O alto-comissário da ONU pediu que as autoridades venezuelanas cessem imediatamente o uso excessivo da força contra manifestantes, interrompam as detenções arbitrárias e libertem os detidos. Zeid lembrou as autoridades sobre a proibição absoluta do uso de tortura nas leis de direitos humanos internacionais.
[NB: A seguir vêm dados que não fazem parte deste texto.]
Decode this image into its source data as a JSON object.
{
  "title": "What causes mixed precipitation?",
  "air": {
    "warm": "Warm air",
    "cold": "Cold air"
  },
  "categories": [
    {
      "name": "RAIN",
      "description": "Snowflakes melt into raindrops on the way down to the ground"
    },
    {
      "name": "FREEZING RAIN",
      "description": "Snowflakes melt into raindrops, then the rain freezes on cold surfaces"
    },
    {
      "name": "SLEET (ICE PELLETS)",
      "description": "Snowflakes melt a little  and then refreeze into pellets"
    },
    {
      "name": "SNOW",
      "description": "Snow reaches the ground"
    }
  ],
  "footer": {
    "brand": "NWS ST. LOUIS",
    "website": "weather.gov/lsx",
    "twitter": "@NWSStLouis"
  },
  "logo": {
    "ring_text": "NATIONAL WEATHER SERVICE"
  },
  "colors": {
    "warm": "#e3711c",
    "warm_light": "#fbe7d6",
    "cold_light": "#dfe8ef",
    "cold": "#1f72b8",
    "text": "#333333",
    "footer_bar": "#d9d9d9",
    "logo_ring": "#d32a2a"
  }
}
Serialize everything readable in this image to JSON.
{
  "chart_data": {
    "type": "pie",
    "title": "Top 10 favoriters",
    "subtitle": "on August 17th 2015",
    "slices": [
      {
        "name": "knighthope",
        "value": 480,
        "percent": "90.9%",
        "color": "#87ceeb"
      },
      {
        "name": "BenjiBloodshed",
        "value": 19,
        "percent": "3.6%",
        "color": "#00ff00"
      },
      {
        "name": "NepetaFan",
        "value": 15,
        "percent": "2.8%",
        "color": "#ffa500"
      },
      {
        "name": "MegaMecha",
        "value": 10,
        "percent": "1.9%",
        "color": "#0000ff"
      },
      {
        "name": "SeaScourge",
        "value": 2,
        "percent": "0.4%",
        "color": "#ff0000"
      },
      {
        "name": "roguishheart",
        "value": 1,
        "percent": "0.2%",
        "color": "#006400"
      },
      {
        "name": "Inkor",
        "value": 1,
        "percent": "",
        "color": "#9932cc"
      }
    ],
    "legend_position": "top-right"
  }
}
Ele também pediu o fim do uso da Justiça militar para o julgamento de civis.

“Peço que todas as partes trabalhem rumo a uma solução para as crescentes tensões no país, para a renúncia do uso da violência e para tomar passos para um diálogo político significativo”, disse Zeid.

O relatório completo das conclusões da equipe da ONU está previsto para ser divulgado no fim de agosto.

Secretário-geral diz acompanhar situação

Em comunicado divulgado nesta terça-feira (8) por seu porta-voz, o secretário-geral da ONU, António Guterres, afirmou estar acompanhando a situação na Venezuela e estar preocupado com a possibilidade de os recentes eventos levarem a uma escalada das tensões e distanciarem o país de uma solução pacífica.

Segundo seu porta-voz, Guterres está convencido de que a crise venezuelana não poderá ser resolvida por meio da imposição de medidas unilaterais, requerendo uma solução política baseada no diálogo e no compromisso.

“Nesse momento crítico para o país, o secretário-geral mais uma vez pede que o governo venezuelano e a oposição relancem negociações em benefício da população do país. Ele apoia fortemente os esforços atuais de facilitadores internacionais e regionais, que estão buscando contribuir para esse fim”, concluiu o comunicado do porta-voz.